Her laugh degenerated to a titter. She grew warmer and more panicked, torn between the competing urges of flight and surrender. Desperate to break out of the sensual net he wove about her, she resorted to frankness. “I’m not like this, Julian,” she said, staring with dogged, unfocused eyes at the mass of humanity in the crowded pit. “I am the daughter of a clergyman. I am married. I would never break my marriage vows.”
“Would you not?”
“I
will
not.”
She sensed him retreat, lean back in his chair. Julian had always been clever that way. He would press her so far, then withdraw before she became alarmed and ran away. Except that one time. The one kiss. Which had resulted in her fleeing London and the temptation to sin.
Because she was, despite everything, a married woman and she would not betray her husband, however much he might deserve it. Besides, she wasn’t sure of Denford’s motives.
He desired her. She did not believe that his carnal interest was feigned. But he had also once been her husband’s best friend.
Earlier that day
A
cold afternoon wind off the Thames blew up Craven Street. Damian slouched into the tall collar of his topcoat as he approached his rendezvous, ignoring the Cockney imprecations of a costermonger selling apples. He missed the sound of alien languages and the exotic splendors of the Persian court. After sailing past Gibraltar, he missed the particular Mediterranean blue that warmed the body and enlivened the spirits. His escape from England and his unwanted bride had been brought to a premature conclusion.

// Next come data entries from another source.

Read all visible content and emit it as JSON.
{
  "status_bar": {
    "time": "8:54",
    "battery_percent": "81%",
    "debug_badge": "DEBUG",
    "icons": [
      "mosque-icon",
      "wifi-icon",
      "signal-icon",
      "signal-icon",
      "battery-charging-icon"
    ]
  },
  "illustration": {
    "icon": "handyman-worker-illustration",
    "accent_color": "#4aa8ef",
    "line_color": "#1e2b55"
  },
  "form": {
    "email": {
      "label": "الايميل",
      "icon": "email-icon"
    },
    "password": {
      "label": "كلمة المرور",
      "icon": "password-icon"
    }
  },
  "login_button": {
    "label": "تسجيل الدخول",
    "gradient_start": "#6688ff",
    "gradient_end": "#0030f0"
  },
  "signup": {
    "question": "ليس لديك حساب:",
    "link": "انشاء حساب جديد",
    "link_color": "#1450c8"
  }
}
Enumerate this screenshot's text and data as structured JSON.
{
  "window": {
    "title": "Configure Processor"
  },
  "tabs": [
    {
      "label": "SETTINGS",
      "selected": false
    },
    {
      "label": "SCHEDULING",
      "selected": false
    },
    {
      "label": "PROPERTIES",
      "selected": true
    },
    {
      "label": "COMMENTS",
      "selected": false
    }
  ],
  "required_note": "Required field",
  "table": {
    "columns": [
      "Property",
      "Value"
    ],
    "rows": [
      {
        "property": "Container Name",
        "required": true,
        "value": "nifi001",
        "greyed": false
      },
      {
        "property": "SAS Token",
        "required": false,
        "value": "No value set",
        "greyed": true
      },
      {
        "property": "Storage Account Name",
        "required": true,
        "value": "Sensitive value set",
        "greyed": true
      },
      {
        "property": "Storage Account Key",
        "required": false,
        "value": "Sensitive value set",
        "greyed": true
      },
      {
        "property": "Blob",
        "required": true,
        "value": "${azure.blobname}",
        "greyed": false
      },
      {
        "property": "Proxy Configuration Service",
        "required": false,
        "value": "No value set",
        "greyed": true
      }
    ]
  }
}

It didn’t matter. He had to return sooner or later and a year’s reflection had made him acknowledge what he’d always known: He had behaved badly to his wife. No one had held a knife to his throat and made him marry her. While she might indeed possess the combination of ignorance, bad taste, and blind ambition that he’d ascribed to her, he’d never given her a chance to prove otherwise. It had been months since he’d received a letter from her, and while it was possible some communication had gone astray, he couldn’t really blame her if she’d ceased to write to him.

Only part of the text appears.